I remember when I first started this blog. The purpose was to serve as a means to chronicle my life in graduate school. I thought that journey would end after two years at Yale. Yet, here I am, sitting in my apartment in Atlanta, Georgia, just days away from starting a PhD program. Um, wait…….what???
Today, at orientation, we had to watch a video in which the lives of doctoral students were chronicled over a period of about a year or so. In this time, all of the trials, tribulations, failures, and frustrations that PhD students experience were showcased. None of this was news to me. I know the path that lies ahead of me. I know I am going to have to work ridiculously long hours for very, very, very little money. I know that I may spend 4 years working on something, only to have someone else beat me to the punch and publish similar work to mine before I do.

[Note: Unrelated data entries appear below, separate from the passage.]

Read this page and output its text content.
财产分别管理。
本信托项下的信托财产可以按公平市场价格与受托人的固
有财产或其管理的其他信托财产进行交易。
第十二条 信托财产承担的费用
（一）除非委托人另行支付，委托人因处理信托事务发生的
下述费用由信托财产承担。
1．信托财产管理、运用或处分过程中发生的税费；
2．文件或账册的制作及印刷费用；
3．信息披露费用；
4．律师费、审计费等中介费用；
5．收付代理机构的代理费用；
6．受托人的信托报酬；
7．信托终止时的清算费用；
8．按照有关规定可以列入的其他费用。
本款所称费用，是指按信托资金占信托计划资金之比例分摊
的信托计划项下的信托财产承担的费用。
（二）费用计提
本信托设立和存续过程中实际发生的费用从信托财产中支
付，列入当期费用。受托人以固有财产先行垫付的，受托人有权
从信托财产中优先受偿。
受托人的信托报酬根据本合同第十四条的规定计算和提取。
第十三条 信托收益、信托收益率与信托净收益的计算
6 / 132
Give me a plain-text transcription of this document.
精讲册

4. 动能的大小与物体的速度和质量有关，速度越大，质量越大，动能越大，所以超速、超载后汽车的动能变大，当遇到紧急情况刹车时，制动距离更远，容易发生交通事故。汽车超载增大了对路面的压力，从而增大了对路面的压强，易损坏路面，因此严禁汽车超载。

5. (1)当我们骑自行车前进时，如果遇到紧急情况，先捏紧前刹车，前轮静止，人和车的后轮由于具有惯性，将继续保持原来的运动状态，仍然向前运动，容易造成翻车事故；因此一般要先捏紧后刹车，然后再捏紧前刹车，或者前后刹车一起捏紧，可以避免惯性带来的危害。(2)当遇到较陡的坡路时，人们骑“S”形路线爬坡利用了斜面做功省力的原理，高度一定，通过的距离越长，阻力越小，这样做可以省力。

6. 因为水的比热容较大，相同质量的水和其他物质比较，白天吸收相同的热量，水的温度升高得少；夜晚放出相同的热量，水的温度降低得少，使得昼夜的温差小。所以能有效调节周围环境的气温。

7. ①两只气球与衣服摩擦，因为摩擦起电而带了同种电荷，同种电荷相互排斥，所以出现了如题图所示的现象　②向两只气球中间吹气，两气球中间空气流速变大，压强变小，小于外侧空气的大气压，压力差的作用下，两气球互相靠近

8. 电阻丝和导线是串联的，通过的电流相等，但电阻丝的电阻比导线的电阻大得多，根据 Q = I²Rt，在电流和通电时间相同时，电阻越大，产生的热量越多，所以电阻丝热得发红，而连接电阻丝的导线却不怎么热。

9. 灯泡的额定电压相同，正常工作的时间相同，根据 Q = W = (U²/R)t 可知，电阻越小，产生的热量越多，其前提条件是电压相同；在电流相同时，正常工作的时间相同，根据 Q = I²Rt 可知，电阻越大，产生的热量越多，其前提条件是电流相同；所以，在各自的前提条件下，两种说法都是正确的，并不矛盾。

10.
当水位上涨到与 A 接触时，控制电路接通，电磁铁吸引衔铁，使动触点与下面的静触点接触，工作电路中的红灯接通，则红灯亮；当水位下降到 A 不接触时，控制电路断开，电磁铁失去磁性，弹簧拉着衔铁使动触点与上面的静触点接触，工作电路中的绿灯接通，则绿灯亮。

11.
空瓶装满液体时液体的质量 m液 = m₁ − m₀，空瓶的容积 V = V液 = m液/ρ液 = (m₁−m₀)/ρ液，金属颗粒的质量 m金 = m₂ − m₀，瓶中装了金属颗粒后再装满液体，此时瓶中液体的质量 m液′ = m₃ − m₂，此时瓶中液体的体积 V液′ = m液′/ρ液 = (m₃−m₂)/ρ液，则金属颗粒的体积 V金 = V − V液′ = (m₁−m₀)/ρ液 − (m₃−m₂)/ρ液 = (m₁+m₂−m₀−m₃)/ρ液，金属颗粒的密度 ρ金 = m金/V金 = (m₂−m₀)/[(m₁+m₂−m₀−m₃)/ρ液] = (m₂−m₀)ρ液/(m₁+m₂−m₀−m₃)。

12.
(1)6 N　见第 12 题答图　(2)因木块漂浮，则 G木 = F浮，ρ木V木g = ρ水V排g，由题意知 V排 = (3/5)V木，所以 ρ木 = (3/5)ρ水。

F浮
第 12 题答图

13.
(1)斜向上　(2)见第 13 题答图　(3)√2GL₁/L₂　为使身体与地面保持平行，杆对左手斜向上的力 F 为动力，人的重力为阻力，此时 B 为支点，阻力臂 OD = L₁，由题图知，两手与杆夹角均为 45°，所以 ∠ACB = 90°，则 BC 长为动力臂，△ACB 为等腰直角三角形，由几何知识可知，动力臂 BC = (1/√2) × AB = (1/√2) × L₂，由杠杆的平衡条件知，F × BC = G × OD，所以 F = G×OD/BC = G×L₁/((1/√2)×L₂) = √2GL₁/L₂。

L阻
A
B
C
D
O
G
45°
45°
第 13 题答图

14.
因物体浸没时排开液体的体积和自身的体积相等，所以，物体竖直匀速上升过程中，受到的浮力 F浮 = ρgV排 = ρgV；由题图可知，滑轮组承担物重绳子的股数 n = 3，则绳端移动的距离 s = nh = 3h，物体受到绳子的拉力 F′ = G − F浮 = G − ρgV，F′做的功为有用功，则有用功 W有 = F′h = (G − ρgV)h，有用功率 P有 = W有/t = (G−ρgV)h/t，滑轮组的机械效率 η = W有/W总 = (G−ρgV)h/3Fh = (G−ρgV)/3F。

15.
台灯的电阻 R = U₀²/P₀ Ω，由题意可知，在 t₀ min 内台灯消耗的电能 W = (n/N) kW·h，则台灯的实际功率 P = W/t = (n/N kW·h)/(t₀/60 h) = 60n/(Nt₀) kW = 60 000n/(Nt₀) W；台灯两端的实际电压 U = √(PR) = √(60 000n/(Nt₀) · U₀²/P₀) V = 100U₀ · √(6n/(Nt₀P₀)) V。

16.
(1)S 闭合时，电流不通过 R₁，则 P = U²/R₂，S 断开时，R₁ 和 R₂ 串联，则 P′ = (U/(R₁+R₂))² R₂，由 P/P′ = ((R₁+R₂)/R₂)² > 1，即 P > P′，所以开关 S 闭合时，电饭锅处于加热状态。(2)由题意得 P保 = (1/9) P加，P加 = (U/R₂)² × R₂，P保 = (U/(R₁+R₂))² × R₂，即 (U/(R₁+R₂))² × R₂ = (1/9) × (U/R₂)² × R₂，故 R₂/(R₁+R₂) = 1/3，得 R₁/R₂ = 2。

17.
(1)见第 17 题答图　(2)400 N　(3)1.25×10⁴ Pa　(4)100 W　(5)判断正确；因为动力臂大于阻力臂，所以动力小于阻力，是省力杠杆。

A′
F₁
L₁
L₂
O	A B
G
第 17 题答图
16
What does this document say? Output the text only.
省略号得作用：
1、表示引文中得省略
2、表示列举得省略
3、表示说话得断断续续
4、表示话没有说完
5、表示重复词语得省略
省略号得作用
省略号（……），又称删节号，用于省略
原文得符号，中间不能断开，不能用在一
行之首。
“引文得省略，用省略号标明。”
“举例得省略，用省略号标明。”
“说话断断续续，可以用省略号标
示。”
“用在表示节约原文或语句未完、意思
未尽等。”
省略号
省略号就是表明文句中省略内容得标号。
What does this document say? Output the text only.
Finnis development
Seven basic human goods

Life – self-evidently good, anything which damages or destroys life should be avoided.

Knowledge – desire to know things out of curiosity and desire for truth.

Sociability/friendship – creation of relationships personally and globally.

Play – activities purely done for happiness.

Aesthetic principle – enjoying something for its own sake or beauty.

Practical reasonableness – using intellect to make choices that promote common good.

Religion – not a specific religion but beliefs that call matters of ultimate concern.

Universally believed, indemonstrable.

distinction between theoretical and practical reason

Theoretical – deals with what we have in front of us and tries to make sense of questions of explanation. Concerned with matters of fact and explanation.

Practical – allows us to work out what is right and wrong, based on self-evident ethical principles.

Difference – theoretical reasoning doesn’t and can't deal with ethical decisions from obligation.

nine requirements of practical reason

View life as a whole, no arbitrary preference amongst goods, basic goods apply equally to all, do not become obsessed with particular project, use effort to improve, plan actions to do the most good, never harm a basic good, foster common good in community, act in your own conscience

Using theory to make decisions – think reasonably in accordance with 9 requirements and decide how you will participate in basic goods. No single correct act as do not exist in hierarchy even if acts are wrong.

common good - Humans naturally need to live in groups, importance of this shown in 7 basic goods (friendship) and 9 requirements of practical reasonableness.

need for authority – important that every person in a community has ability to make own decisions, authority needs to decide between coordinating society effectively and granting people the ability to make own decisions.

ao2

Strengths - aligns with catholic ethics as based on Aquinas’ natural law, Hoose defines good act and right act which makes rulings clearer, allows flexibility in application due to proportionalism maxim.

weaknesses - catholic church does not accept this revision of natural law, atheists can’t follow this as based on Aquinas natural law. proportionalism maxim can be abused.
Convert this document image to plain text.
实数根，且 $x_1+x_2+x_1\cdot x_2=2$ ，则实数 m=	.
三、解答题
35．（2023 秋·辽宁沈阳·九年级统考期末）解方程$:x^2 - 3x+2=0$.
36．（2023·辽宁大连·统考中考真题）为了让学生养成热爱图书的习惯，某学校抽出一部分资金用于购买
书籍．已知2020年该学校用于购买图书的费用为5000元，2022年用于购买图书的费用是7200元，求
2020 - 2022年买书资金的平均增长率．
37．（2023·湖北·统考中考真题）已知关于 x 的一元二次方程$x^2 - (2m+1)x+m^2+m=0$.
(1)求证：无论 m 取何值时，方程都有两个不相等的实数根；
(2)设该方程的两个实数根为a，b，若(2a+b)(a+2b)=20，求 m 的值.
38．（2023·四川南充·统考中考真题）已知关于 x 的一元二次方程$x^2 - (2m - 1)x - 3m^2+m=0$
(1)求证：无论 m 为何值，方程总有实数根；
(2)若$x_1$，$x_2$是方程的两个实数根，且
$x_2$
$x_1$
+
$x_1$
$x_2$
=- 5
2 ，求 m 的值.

I know that I will have to give up being close to my family and my friends for a really long time in order to complete my research. All of this I knew before deciding to come here. However, sitting in that room today, it suddenly became real. This is it. I am here. I am really going to do this. I must admit that on more than one occasion, I have questioned if I made the right decision. Then I think about what I want to do when I graduate. I think about why I started this graduate school process to begin with, and I realize that I ABSOLUTELY made the right decision. This isn’t going to be easy. The next 4-5-6 years (God, I hope it’s not 6) are going to be filled with a lot of frustrating moments, and a lot of tears. But what are 4-5-6 (God, I hope it’s not 6) years of hard work compared to a lifetime of doing what I love?
I have no idea what lies in store for me. I just have to have faith that if I pursue my degree with passion, then everything will work out in the end and the next 4-5-6 years will all be worth it (God, I REALLY hope it is not 6).